Slot

Published on Tuesday, April 17th, 2012

by Jill Magi
Ugly Duckling Presse 2011
Reviewed by Gina Myers

8

“…if I flee consolation…”

In Jill Magi’s new collection of poetry, to slot means to curate, to categorize, to place away. Dedicated to New York and written in the wake of September 11, 2001, Slot shows Magi, a New York City resident, on a quest to understand memorializing and acts of public and private grief.  Published in Ugly Duckling Presse’s Dossier Series, which features works of an investigative nature, Slot looks to a variety of sources in an attempt to make sense of this era. However, the more she investigates and learns, the more complicated the issue becomes.

In Slot, the speaker wanders in and out of museums, goes to work in the days following September 11th, attends a candlelight vigil with her neighbors, and consults a variety of sources, from a mentor to guide books, scholarly works, poetry, and art. Presented as a hybrid, the book combines prose poetry and short lyric poems with photographs, quotes, and bibliography. The bibliography does not occupy its usual spot at the end of the collection; instead, it is woven throughout. Without numbered end notes or citations following the quoted material, it is not exactly clear what comes from where, but that hardly seems to be the point here. Instead, Magi is bringing together a variety of sources and placing them collage-like in conversation with one another as well as with herself:

In November, a place loosened in my throat, I got rid of it, and thought I was sick like the others.

“Perhaps the voids now define a design line that cannot be crossed.”

Thinking that dispatches such as the above were taking a toll on my body, I sought the following:

“Violent city: resembling an ink spot splashed onto the sky—

we saw, together, the glass towers slip and the light quiver shut.

Violent forest: stitched together in wet tunnels.”

Early in the collection, Magi asks, “Am I turning to poetry? As an escape or to make sense?” And it’s possible that she’s doing both—separating herself from the events by attempting to intellectualize them.

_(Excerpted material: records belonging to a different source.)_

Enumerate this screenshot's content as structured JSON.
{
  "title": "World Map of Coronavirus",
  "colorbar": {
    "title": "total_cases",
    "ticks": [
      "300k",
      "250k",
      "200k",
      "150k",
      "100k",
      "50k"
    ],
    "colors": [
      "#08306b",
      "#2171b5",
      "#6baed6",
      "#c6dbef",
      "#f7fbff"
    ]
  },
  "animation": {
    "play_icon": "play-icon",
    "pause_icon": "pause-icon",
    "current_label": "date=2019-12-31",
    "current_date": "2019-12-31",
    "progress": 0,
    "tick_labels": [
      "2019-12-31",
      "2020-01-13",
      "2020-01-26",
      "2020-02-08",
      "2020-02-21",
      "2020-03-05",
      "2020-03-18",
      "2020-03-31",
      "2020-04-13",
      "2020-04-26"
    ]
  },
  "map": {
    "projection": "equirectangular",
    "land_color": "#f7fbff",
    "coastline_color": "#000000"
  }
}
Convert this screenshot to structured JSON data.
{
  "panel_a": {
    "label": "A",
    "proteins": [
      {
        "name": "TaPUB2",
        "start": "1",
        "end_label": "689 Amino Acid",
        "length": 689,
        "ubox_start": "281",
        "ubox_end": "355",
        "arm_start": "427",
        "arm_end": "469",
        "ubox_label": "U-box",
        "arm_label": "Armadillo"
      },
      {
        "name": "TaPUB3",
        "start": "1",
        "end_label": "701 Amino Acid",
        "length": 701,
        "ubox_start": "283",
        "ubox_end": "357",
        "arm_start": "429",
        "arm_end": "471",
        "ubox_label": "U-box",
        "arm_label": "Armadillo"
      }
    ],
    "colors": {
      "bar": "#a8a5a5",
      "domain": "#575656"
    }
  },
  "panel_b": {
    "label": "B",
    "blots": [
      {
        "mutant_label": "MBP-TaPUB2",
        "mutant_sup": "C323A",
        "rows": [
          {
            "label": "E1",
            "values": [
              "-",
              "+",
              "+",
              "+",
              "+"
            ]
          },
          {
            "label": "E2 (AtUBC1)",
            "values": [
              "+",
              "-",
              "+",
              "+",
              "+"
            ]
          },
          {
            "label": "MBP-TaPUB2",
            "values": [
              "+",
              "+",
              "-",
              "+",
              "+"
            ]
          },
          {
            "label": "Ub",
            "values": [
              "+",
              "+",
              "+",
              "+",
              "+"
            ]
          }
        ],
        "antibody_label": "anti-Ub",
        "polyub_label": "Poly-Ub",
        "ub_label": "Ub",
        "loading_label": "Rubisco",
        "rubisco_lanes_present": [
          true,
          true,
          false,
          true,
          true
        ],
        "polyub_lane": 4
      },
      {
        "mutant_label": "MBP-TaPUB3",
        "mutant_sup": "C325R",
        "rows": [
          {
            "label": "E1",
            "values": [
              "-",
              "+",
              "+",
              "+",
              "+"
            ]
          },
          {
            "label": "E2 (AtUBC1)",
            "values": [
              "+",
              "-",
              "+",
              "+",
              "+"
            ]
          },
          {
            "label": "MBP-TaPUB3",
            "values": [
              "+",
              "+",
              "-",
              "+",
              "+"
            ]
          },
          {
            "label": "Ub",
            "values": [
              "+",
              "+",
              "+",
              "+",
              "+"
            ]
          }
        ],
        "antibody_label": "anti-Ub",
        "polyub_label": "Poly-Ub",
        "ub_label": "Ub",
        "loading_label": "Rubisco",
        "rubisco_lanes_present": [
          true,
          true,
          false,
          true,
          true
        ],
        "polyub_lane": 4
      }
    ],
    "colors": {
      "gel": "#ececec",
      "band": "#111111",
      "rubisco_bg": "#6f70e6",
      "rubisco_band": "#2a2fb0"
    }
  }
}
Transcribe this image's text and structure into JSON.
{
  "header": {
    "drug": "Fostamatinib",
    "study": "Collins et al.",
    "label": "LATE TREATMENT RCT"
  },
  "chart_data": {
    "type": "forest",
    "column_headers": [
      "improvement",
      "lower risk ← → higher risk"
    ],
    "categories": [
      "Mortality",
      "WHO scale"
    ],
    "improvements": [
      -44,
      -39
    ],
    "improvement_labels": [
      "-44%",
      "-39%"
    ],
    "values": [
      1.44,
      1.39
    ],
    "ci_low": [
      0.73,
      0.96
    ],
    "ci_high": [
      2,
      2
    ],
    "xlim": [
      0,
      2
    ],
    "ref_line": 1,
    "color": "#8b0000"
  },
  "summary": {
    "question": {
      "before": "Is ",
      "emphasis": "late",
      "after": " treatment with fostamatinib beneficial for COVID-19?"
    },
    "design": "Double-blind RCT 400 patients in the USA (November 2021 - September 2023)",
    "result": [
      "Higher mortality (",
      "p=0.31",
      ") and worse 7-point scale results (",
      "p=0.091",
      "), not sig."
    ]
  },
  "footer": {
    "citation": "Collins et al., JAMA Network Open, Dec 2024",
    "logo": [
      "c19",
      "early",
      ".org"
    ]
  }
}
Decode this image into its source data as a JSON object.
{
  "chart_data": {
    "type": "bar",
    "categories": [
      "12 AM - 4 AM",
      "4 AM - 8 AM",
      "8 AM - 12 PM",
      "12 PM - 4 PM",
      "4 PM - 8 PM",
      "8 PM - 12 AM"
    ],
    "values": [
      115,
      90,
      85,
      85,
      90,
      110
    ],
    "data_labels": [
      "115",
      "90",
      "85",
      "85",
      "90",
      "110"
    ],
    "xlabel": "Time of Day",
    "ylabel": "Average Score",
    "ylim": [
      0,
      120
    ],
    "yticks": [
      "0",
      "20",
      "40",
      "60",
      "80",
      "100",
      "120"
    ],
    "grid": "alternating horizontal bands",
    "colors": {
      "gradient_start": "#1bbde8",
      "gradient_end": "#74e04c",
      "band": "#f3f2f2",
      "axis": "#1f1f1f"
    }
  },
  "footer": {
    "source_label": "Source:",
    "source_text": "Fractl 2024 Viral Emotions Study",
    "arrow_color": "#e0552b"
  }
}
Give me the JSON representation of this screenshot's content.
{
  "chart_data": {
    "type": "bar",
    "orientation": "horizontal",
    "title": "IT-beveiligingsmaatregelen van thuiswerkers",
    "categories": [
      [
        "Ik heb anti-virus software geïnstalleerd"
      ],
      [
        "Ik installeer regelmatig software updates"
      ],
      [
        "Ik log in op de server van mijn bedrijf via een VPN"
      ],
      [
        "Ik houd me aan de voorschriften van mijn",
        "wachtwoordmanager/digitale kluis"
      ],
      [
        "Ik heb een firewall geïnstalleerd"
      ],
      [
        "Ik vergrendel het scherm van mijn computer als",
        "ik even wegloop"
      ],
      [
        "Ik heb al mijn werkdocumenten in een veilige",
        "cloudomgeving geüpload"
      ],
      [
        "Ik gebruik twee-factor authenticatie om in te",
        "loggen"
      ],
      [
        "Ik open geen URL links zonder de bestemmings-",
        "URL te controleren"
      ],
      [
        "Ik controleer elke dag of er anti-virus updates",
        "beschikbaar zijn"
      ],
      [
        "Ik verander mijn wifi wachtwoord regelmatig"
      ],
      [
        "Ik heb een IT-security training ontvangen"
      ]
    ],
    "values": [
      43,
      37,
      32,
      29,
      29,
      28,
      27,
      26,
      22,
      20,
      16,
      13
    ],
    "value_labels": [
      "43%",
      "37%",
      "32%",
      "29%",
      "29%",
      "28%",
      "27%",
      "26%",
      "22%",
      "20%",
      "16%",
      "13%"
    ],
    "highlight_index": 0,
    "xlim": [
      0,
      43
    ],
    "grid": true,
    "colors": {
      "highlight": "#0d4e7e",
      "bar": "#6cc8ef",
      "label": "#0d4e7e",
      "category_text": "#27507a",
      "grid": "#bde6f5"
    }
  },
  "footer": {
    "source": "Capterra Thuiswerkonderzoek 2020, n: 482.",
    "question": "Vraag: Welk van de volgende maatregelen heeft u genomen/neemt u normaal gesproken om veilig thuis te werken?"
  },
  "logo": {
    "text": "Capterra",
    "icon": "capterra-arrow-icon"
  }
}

In her quest, Magi doesn’t just look to materials about September 11th for answers. She turns to other museums and memorials, from Holocaust Memorials to Hiroshima, the Devil’s Rope Museum in Texas, and the Colonial Williamsburg Escaped Slave Program where “guests are approached by a runaway slave. Visitors know that they are surrounded by slave catchers and so the park’s guests must react instinctively to the situation.” Magi is struggling to understand the memorial in general—how an event can be reduced to a monument and cheapened by a gift shop. She writes:

At the Office, I unroll one of the blueprints:

In the first place, the changing gallery.
In the second, the Café, the Gift Shoppe, 10:46 am. Dusk.
Lively hub of orientation and ticketing. Resource Center. Midnight.

Her mentor comments, “We’ll call them Experience Stages. Documentary Zones. Semi-enclosed spaces. Parental guidance areas so that families, according to their children, may edit.” Through memorialization, history and suffering become sanitized and consumable—something one can edit for his or her children. “Modesty screens” can be used to “prevent small children from watching the graphic and murderous scenes.” At another site, Magi notices “the work to erase the slave quarters, oil refineries up the river, chemical plants barely visible through the trees,” and elsewhere she notes the irony of twenty-nine lynching photos framed in light Georgia oak.

The purpose of memorial is called into question any time beauty or free-spiritedness/childish behavior is juxtaposed with the seriousness or solemnity the memorial should project, and Magi masterfully points a number of these moments out, such as when the Berlin Holocaust Museum opens and “an ‘unidentified youth’ is photographed jumping from pillar to pillar.” She also includes entries from a guestbook and survey questions like “Is there anything that makes an historical site particularly enjoyable for you?”

Even while searching for understanding and attempting to make sense of these contradictions, Magi resists—even rejects—slotting:

Because if I flee consolation

if I midnight. If I contest claims to store, stock, arcade,
exhibit, slot—

If a frame
made from the body
is broken and vulnerable to vines,

There’s a sense that slotting something is to strip it down, to simplify and sterilize, to enforce a single and digestible narrative. While finding a slot for her experiences and feelings surrounding September 11th may make things easier and bring her consolation, Magi knows it wouldn’t be a true representation of things.

Despite the wide-ranging thoughtful investigation of this collection, it is hard to ignore the bit of irony that exists in the fact that Magi’s desire to refuse “slotting” events and grief results in a perfect-bound book, a container of these thoughts and questions that can easily be closed and put away in an open slot on a bookcase. Nonetheless, this is an important collection that is wise in its inquiry and wise in its refusal to reach resolution. In her acknowledgments, Magi writes of her sources, “This ‘incorporation’ is a result of reading and research, writing and rewriting. It is my hope Slot may be a conduit back to these texts, an invitation to study and make brand new incorporations.” And in this way, the book and investigation remain open, waiting for the reader to join the conversation.